Штатского министра Михаила Судакова и выходца из тишайших инженерных войск Юрия Лущинского я, по счастью, хорошо помнил: их назначил на высокие должности незадолго до выборов прежний президент России. Оба, естественно, родились в Питере и оба, я думаю, сами слегка офигели от столь резкого взлета своих карьер.
Еще недавно Судаков был бизнесменом средней руки. Первоначальный капитал он заработал на заре перестройки, раскинув по всей северной столице сеть платных сортиров. Позднее будущий министр примерно так же раскрутил по Питеру сеть мясных магазинов — благо и сам он к тому времени внешне уже смахивал на большой увесистый пельмень, с мелкими ручками-ножками и носом-пятачком.
Полная его противоположность — высокий, сутулый, похожий на чуть погнутый гвоздь Лущинский, — в свою очередь прославился тем, что накануне вывода советских войск из Чехословакии выгодно продал чешской стороне три свежевыстроенных железнодорожных моста.
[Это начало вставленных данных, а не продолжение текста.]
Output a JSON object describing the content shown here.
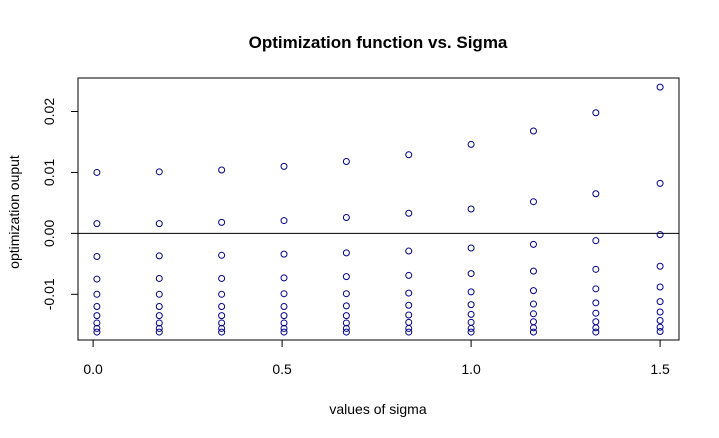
{
  "chart_data": {
    "type": "scatter",
    "title": "Optimization function vs. Sigma",
    "xlabel": "values of sigma",
    "ylabel": "optimization ouput",
    "xlim": [
      -0.04,
      1.55
    ],
    "ylim": [
      -0.0175,
      0.0255
    ],
    "x_ticks": [
      0.0,
      0.5,
      1.0,
      1.5
    ],
    "x_tick_labels": [
      "0.0",
      "0.5",
      "1.0",
      "1.5"
    ],
    "y_ticks": [
      -0.01,
      0.0,
      0.01,
      0.02
    ],
    "y_tick_labels": [
      "-0.01",
      "0.00",
      "0.01",
      "0.02"
    ],
    "reference_line_y": 0.0,
    "grid": false,
    "marker": "open-circle",
    "marker_color": "#00008b",
    "x": [
      0.01,
      0.175,
      0.34,
      0.505,
      0.67,
      0.835,
      1.0,
      1.165,
      1.33,
      1.5
    ],
    "series": [
      {
        "values": [
          0.01,
          0.0101,
          0.0104,
          0.011,
          0.0118,
          0.0129,
          0.0146,
          0.0168,
          0.0198,
          0.024
        ]
      },
      {
        "values": [
          0.0016,
          0.0016,
          0.0018,
          0.0021,
          0.0026,
          0.0033,
          0.004,
          0.0052,
          0.0065,
          0.0082
        ]
      },
      {
        "values": [
          -0.0038,
          -0.0037,
          -0.0036,
          -0.0034,
          -0.0032,
          -0.0029,
          -0.0024,
          -0.0018,
          -0.0012,
          -0.0002
        ]
      },
      {
        "values": [
          -0.0075,
          -0.0074,
          -0.0074,
          -0.0073,
          -0.0071,
          -0.0069,
          -0.0066,
          -0.0062,
          -0.0059,
          -0.0054
        ]
      },
      {
        "values": [
          -0.01,
          -0.01,
          -0.01,
          -0.0099,
          -0.0099,
          -0.0098,
          -0.0096,
          -0.0094,
          -0.0091,
          -0.0088
        ]
      },
      {
        "values": [
          -0.012,
          -0.012,
          -0.012,
          -0.012,
          -0.0119,
          -0.0118,
          -0.0117,
          -0.0116,
          -0.0114,
          -0.0112
        ]
      },
      {
        "values": [
          -0.0135,
          -0.0135,
          -0.0135,
          -0.0135,
          -0.0135,
          -0.0134,
          -0.0133,
          -0.0132,
          -0.0131,
          -0.0129
        ]
      },
      {
        "values": [
          -0.0147,
          -0.0147,
          -0.0147,
          -0.0147,
          -0.0147,
          -0.0146,
          -0.0146,
          -0.0145,
          -0.0145,
          -0.0143
        ]
      },
      {
        "values": [
          -0.0156,
          -0.0156,
          -0.0156,
          -0.0156,
          -0.0156,
          -0.0156,
          -0.0156,
          -0.0155,
          -0.0155,
          -0.0154
        ]
      },
      {
        "values": [
          -0.0162,
          -0.0162,
          -0.0162,
          -0.0162,
          -0.0162,
          -0.0162,
          -0.0162,
          -0.0162,
          -0.0162,
          -0.0161
        ]
      }
    ]
  }
}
Один из них развалился сразу, как только по нему проехал последний состав с нашей техникой, а два других несчастливых приобретения чехи, крепко поразмыслив, разобрали сами.
Подразумевалось, что оба крепких хозяйственника помогут нашей армии выстоять и победить в мирные дни. Ну-с, посмотрим, подумал я, чего стоят эти назначенцы в час суровых испытаний. Я бы, разумеется, сейчас предпочел, чтобы на этих должностях оказались бравые витязи, а не хитрожопые коммерсанты. Однако на переправе не принято менять ни коней, ни тем более ишаков с верблюдами.
— Итак, господа, сразу к делу, — объявил я, едва гости успели доложиться своему Верховному Главнокомандующему по всей форме. — Каков наш план действий в случае войны с Грузией?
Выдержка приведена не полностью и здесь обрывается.